Anna volvió su atención a la pared opuesta.
– Desde hacía tiempo -respondió después de una breve pausa-, me preguntaba qué se habría hecho de este cuadro. Es un Renoir, por supuesto. Madame Duprez y sus hijos, también conocido como La clase de lectura. Fue vendido en París por Roger Duprez, cuyo abuelo se lo había comprado al artista en 1868. Por lo tanto, no tengo manera de saber cuánto pagó usted por el óleo -añadió Anna, y miró la última obra-. Es muy fácil -declaró con una sonrisa-. Es una de las últimas pinturas que presentó Manet en el Salón, probablemente pintada en 1871. Lleva el título de Cena en el Café Guerbois.
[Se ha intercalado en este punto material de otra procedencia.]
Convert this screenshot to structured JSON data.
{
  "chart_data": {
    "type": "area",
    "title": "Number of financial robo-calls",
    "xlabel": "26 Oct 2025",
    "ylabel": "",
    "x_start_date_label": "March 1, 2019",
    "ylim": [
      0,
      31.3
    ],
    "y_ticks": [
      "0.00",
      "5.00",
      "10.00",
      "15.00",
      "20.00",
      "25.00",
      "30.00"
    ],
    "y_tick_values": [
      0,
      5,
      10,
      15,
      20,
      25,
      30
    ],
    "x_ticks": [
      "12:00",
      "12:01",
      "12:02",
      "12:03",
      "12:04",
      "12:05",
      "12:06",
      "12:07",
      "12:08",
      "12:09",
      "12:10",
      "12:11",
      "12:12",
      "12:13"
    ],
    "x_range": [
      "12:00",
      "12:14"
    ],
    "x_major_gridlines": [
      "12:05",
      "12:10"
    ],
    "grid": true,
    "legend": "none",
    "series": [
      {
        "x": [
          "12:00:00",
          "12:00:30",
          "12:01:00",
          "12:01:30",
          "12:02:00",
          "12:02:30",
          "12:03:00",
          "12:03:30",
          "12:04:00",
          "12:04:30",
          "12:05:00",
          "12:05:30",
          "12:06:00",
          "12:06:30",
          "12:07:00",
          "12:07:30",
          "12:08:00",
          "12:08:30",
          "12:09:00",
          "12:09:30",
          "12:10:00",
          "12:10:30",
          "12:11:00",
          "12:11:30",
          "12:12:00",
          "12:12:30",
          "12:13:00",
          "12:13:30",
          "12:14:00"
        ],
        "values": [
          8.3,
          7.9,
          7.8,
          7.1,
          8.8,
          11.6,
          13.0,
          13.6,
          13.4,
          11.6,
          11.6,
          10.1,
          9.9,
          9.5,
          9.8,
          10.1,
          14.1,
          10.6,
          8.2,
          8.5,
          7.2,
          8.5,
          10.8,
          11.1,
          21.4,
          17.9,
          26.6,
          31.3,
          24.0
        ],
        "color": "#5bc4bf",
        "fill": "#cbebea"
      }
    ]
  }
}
Habrá observado que la amante aparece sentada en la esquina derecha y mira directamente al artista.
– ¿El anterior propietario?
– Lady Charlotte Churchill, quien, tras la muerte de su marido, se vio obligada a venderlo para pagar los derechos reales.
Nakamura se inclinó ceremoniosamente.
– El cargo es suyo.
– ¿El cargo, Nakamura San? -replicó Anna, desconcertada.
– ¿No está aquí para solicitar el cargo de director de mi fundación?
– No -respondió Anna, que de pronto comprendió a qué se refería la recepcionista cuando le dijo que el presidente entrevistaba a otro candidato-. Si bien me halaga que me tuviese en cuenta, Nakamura San, la verdad es que vengo a verlo por un asunto diferente.
El presidente asintió sin disimular la desilusión, y entonces miró la caja.
– Un pequeño regalo -explicó Anna, con una sonrisa.
– Si es así, y perdone la broma, no puedo abrir su presente hasta después de que se marche, de lo contrario la ofendería. -Anna asintió, conocedora de la costumbre-. Por favor, siéntese.
Anna sonrió de nuevo.
– ¿Cuál es el verdadero propósito de la visita? -preguntó él al tiempo que se reclinaba en la silla y la miraba fijamente.
– Creo que tengo una pintura a la que no podrá resistirse.
– ¿Mejor que el pastel de Degas? -preguntó Nakamura, con un tono que reflejaba su placer.
– Oh, sí -respondió ella, quizá con excesivo entusiasmo.
– ¿El artista?
– Van Gogh.
El presidente sonrió con una sonrisa inescrutable que no ofrecía ninguna pista sobre si estaba o no interesado.
– ¿Título?
– Autorretrato con la oreja vendada.
– Con el famoso grabado japonés reproducido en la pared detrás del pintor, si no recuerdo mal.
– Paisaje con geishas, una prueba de la fascinación de Van Gogh por la cultura japonesa.
– Tendría que haberla bautizado Eva -afirmó Nakamura-. Pero ahora es mi turno. -Anna pareció sorprenderse, pero no habló-. Deduzco que debe ser el Autorretrato de Wentworth, comprado por el quinto marqués, ¿no?
– Conde.
– Vaya, ¿por qué será que siempre me confundo con los títulos ingleses?
– ¿Propietario original? -preguntó Anna.
– El doctor Gachet, amigo y admirador de Van Gogh.
– ¿La fecha?
– El 1889, cuando Van Gogh vivía en Arlés, y compartía el estudio con Paul Gauguin.
– ¿Cuánto pagó el doctor Gachet por el cuadro? -preguntó Anna, consciente de que muy pocas personas en la tierra se hubiesen atrevido a provocar a ese hombre.
– Siempre se ha creído que Van Gogh solo vendió un cuadro en toda su vida: El viñedo rojo. Sin embargo, el doctor Gachet no solo era un gran amigo, sino indudablemente su benefactor y mecenas. En la carta que le escribió después de recibir la pintura, incluyó un talón de seiscientos francos.
– Ochocientos. -Anna abrió el maletín y le entregó una copia de la carta-. Mi cliente está en posesión del original -le aseguró.
Nakamura leyó la carta en francés, sin necesidad de un traductor. Miró a su visitante y sonrió.
– ¿En qué cantidad ha pensado?
– Sesenta millones de dólares -contestó Anna sin vacilar.
Por un momento, el rostro inescrutable pareció mostrar algo cercano a la intriga, pero permaneció en silencio durante unos segundos.
– ¿Por qué se minusvalora una obra maestra como esta? -acabó por preguntar-. Tiene que haber algunas condiciones añadidas.